The surface morphology of the prepared NLC formulation was confirmed by transmission electron microscopy (TEM) and is in accordance with the findings of Garg et al. (2016c, 2017) and Chauhan et al. (2020). Scanning electron microscopy (SEM) analysis provides high-resolution imaging useful to determine surface fractures, flaws, contaminants, or corrosion. A drop of diluted NLC suspension was taken on a coverslip which was fixed on to a brass stub using a double-sided adhesive tape and analyzed using SEM. It was then dried and made electrically conducive by coating it with a thin layer of gold; the sample was then loaded onto the microscope to take images. TEM analysis was conducted by placing a drop of diluted sample on a membrane-coated grid surface and further stained using a drop of 1% phosphotungstic acid and immediately added to the grid surface for 1 min, then the excess fluid was removed and the grid surface air dried at room temperature. The sample was then examined using high-resolution (HR)–TEM, Tecnai 200 Kv TEM at 10 × 15,000 magnification (Garg et al., 2016c; Garg et al., 2017; Chauhan et al., 2020).

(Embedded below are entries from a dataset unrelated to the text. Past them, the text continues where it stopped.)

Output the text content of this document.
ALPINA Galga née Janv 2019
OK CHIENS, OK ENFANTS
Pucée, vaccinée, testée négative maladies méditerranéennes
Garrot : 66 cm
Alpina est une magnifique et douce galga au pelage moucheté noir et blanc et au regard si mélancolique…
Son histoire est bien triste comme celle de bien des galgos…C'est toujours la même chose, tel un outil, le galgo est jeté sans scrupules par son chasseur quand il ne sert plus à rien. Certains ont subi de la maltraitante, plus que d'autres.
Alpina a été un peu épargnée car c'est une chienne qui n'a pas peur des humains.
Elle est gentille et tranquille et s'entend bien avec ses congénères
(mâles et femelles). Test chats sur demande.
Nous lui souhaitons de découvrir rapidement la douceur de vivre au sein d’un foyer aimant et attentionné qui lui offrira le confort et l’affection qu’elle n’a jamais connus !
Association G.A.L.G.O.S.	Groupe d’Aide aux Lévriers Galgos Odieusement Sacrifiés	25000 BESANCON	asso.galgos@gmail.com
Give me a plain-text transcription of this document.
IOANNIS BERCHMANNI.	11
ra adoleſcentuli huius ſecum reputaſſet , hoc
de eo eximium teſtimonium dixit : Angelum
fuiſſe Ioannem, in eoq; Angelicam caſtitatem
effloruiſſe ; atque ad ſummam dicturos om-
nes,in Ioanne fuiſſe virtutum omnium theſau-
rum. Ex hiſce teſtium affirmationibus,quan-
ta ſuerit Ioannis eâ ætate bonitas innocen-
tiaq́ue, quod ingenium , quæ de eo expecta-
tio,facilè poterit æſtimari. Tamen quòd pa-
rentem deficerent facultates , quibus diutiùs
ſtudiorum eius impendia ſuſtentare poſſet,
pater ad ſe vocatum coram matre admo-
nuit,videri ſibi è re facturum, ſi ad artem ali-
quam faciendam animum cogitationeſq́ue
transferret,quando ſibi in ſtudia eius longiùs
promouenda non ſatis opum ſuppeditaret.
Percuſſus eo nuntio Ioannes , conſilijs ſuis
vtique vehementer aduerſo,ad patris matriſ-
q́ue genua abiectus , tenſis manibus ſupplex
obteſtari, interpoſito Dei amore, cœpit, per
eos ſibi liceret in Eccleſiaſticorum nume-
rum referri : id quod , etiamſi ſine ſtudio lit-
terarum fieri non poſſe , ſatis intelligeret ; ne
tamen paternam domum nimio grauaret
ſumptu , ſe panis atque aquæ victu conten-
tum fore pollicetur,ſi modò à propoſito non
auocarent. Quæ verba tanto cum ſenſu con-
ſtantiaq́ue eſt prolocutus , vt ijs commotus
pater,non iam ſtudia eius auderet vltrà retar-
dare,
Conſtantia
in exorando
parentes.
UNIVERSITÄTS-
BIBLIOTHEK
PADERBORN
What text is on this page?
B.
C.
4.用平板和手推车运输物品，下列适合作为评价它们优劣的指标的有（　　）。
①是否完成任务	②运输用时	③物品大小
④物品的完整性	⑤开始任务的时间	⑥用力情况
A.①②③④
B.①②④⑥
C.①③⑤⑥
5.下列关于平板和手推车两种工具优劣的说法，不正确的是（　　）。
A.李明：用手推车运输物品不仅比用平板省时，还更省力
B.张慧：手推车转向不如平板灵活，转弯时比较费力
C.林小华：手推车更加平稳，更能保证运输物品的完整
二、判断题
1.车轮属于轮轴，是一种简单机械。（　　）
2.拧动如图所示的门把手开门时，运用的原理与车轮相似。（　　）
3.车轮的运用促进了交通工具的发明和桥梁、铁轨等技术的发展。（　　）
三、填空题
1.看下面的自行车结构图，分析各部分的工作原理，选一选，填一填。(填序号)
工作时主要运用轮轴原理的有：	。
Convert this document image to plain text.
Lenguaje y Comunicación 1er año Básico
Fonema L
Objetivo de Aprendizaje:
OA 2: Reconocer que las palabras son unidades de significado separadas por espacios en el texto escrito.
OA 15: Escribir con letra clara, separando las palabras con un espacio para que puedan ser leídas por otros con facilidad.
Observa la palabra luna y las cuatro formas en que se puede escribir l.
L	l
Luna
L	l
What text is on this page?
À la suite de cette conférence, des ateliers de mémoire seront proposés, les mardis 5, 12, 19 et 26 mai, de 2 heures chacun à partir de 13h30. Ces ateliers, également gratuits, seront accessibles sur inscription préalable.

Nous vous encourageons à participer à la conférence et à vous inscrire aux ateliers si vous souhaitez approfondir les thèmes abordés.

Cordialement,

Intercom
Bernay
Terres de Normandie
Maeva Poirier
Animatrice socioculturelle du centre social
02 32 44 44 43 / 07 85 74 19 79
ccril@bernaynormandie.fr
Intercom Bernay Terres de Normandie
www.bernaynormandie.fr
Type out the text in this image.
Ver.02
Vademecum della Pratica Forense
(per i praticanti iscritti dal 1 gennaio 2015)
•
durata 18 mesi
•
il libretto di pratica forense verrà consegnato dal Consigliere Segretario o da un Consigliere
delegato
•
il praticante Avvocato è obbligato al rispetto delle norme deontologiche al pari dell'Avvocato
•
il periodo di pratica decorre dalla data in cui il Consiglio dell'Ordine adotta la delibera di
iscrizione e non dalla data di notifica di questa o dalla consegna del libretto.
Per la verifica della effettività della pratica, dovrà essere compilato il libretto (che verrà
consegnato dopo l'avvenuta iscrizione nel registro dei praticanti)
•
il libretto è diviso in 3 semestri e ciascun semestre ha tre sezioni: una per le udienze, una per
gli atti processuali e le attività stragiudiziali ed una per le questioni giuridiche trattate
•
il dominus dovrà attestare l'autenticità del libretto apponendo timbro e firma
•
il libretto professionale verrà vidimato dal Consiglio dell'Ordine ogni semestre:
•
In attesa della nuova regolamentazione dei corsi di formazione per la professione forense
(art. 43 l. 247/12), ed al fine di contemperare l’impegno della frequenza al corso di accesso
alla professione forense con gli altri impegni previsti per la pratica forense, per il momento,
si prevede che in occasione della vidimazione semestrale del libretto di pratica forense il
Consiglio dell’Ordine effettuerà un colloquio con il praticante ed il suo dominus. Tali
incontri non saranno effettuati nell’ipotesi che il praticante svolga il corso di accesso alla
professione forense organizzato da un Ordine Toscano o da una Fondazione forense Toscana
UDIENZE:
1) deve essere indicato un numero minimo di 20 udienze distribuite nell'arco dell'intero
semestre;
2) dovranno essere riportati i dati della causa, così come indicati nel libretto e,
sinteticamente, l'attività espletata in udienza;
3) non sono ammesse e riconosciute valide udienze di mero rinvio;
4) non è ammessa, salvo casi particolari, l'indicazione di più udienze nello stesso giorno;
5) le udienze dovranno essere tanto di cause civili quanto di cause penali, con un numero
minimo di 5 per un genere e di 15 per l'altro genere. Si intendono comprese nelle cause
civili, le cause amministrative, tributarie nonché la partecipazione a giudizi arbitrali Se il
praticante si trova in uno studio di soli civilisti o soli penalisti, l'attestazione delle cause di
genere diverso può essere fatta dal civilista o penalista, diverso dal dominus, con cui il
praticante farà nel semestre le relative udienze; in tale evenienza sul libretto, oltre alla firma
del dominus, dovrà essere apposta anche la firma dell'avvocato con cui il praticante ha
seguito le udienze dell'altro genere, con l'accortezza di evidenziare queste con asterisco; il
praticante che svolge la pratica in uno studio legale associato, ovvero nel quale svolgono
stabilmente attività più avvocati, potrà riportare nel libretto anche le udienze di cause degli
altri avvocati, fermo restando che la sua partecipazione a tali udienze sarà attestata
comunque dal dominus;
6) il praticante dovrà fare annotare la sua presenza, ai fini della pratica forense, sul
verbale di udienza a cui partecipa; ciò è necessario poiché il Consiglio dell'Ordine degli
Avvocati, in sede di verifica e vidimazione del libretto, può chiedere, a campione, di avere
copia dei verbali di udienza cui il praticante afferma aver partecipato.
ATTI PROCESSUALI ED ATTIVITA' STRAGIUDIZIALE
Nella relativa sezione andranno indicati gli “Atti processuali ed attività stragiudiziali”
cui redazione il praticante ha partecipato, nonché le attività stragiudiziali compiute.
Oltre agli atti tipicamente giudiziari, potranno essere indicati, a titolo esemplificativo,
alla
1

Drug Encapsulation Efficiency

The drug encapsulation efficiency was determined by using the direct lysis method as reported by Garg et al. (2017). Briefly, ultracentrifugation was performed at 40,000 rpm for 20 min at 4°C using 20 ml solution of NLCs, and pellets were washed three times using double-distilled water to separate the unentrapped drug. Next, the pellets were lysed using chloroform diluted with methanol followed by filtration through 0.22-mm filters (Millipore, United States). The drug was quantified from the filtrate using the HPLC method (Sharma et al., 2016a). The HPLC system (Shimadzu LC-2010C HT ver. 3.01 system, M/s Shimadzu Inc., Tokyo, Japan) was connected with a UV-vis detector (equipped with a quaternary pump, mobile phase degasser, column thermostat controller, and SPD-10AVP column oven). C18 columns from Thermo Fisher Scientific Inc., United States, were used for the separation. Isocratic elution (methanol:water, 70:30% v/v having 0.02% orthophosphoric acid) was used as the mobile phase at 275 nm. The flow rate was kept at 1 ml/min at room temperature for 20–30 μl of injection volume.

Entrapment Efficiency (%)=Amount of drug entrapped in NLCsTotal amount of drug added×100.

Quantification of Drug by HPLC

The drug content was quantified by using the HPLC system (Shimadzu, Japan), equipped with a double reciprocating pump and photodiode array detector, operating at 254 nm, and with a Thermo Hypersil BDS C18 column (250 mm × 4.6 mm, 5 µ), Thermo Scientific, United States. The sample was analyzed by the isocratic elution mode with mobile phase, methanol: 0.02% orthophosphoric acid at 70:30 v/v ratio. The injection volume was kept at 20–30 µl with a flow rate of 1 ml/min at room temperature (Garg et al., 2016c).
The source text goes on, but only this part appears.